The black smoke is definately from running rich. The stock tune in my 97 is pig rich up top and it just gets even richer when the computer sees higher than expected airflow (ie, other airflow mods). Get a tune and you can probably pick up a bit more power.
Mind posting up a dyno sheet?
 
1999 Mustang GT
Dark Green
5-Spd
Leather and all the options

Pypes Catted X pipe
Mac flowpath cat-back with 2.5 inch tips.
Steeda Underdrive pulleys
Densecharger CAI
Ported and polished upper plenum
75 mm Throttle body
Stock Timing

Bullitt Suspension (shocks, struts, swaybars and Springs.)
'03 Cobra Brakes - Front and Rear
Steeda Tri Ax

Someone said that cause I let the car sit in the garage for the winters the valve seals could of dryed up.
 
As far as the black smoke goes.... I assume they were using a wideband on the dyno.
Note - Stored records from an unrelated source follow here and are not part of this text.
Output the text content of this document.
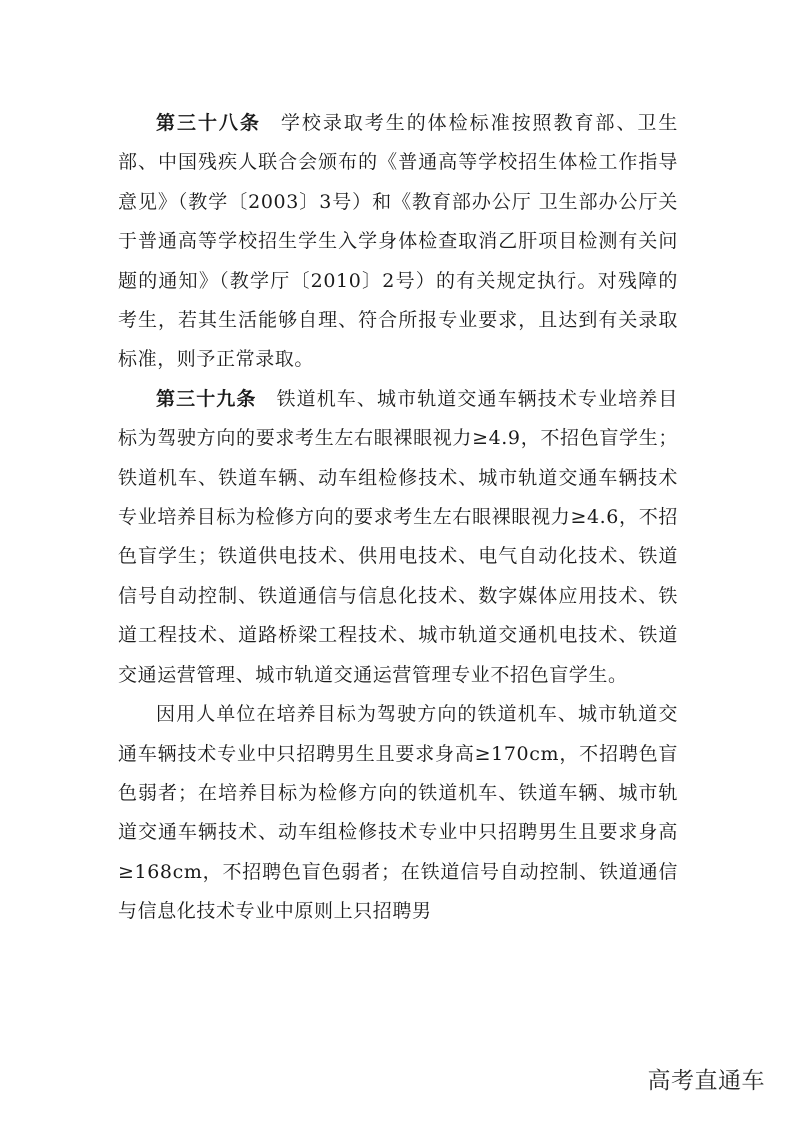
第三十八条 学校录取考生的体检标准按照教育部、卫生部、中国残疾人联合会颁布的《普通高等学校招生体检工作指导意见》（教学〔2003〕3号）和《教育部办公厅 卫生部办公厅关于普通高等学校招生学生入学身体检查取消乙肝项目检测有关问题的通知》（教学厅〔2010〕2号）的有关规定执行。对残障的考生，若其生活能够自理、符合所报专业要求，且达到有关录取标准，则予正常录取。

第三十九条 铁道机车、城市轨道交通车辆技术专业培养目标为驾驶方向的要求考生左右眼裸眼视力≥4.9，不招色盲学生；铁道机车、铁道车辆、动车组检修技术、城市轨道交通车辆技术专业培养目标为检修方向的要求考生左右眼裸眼视力≥4.6，不招色盲学生；铁道供电技术、供用电技术、电气自动化技术、铁道信号自动控制、铁道通信与信息化技术、数字媒体应用技术、铁道工程技术、道路桥梁工程技术、城市轨道交通机电技术、铁道交通运营管理、城市轨道交通运营管理专业不招色盲学生。

因用人单位在培养目标为驾驶方向的铁道机车、城市轨道交通车辆技术专业中只招聘男生且要求身高≥170cm，不招聘色盲色弱者；在培养目标为检修方向的铁道机车、铁道车辆、城市轨道交通车辆技术、动车组检修技术专业中只招聘男生且要求身高≥168cm，不招聘色盲色弱者；在铁道信号自动控制、铁道通信与信息化技术专业中原则上只招聘男

高考直通车
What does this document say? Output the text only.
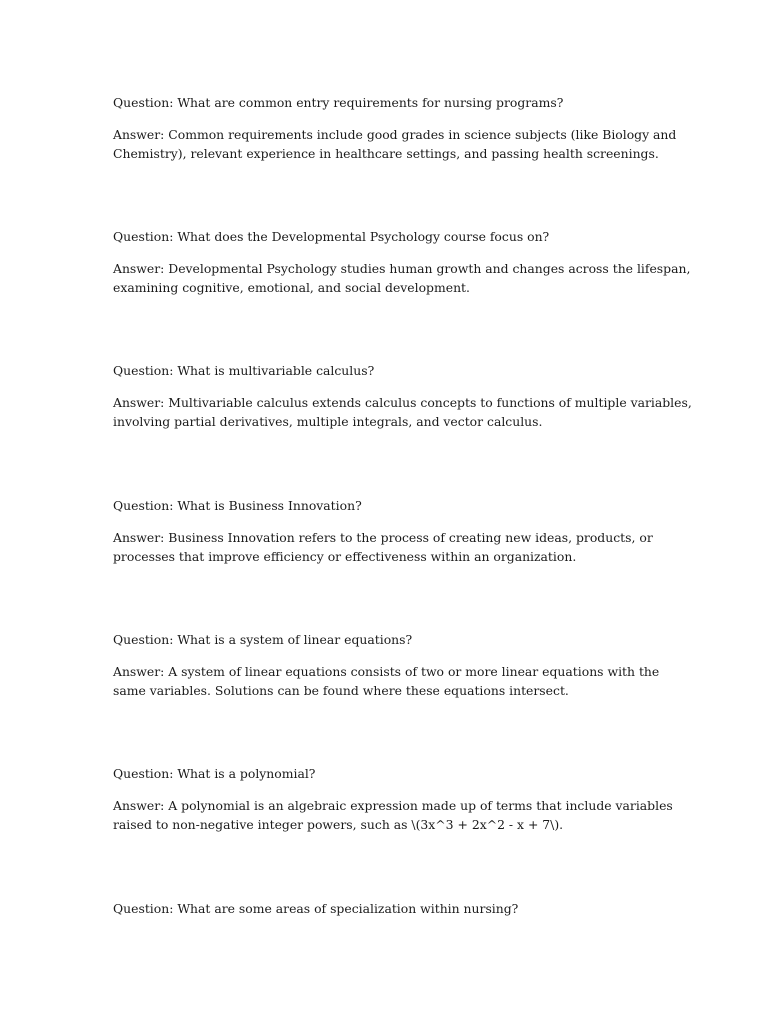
Question: What are common entry requirements for nursing programs?

Answer: Common requirements include good grades in science subjects (like Biology and
Chemistry), relevant experience in healthcare settings, and passing health screenings.

Question: What does the Developmental Psychology course focus on?

Answer: Developmental Psychology studies human growth and changes across the lifespan,
examining cognitive, emotional, and social development.

Question: What is multivariable calculus?

Answer: Multivariable calculus extends calculus concepts to functions of multiple variables,
involving partial derivatives, multiple integrals, and vector calculus.

Question: What is Business Innovation?

Answer: Business Innovation refers to the process of creating new ideas, products, or
processes that improve efficiency or effectiveness within an organization.

Question: What is a system of linear equations?

Answer: A system of linear equations consists of two or more linear equations with the
same variables. Solutions can be found where these equations intersect.

Question: What is a polynomial?

Answer: A polynomial is an algebraic expression made up of terms that include variables
raised to non-negative integer powers, such as \(3x^3 + 2x^2 - x + 7\).

Question: What are some areas of specialization within nursing?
If so, what did it say? I would not say it DEFINATELY was running rich - because a car that's running lean could do that. How? When an engine detonates, and often before you can even hear it, you see black puffs of smoke coming from the tailpipe at higher RPMs. As a tuner, we use this indicator all the time - if we start seeing black puffs of smoke at high RPMs, even if we don't hear anything - and often we can't especially with loud exhausts, we know it's time to abort the run and change things up a bit in the tune. Could also be something as simple as carbon deposits burning off...
 
don there wasn't any kind of A/F on the dyno. It was at a car show with a mobile dyno. All I can say is hopefully it wasnt running lean! At some point I will prob go for a dyno tune.

First I think I need to get the valve guide seals replaced.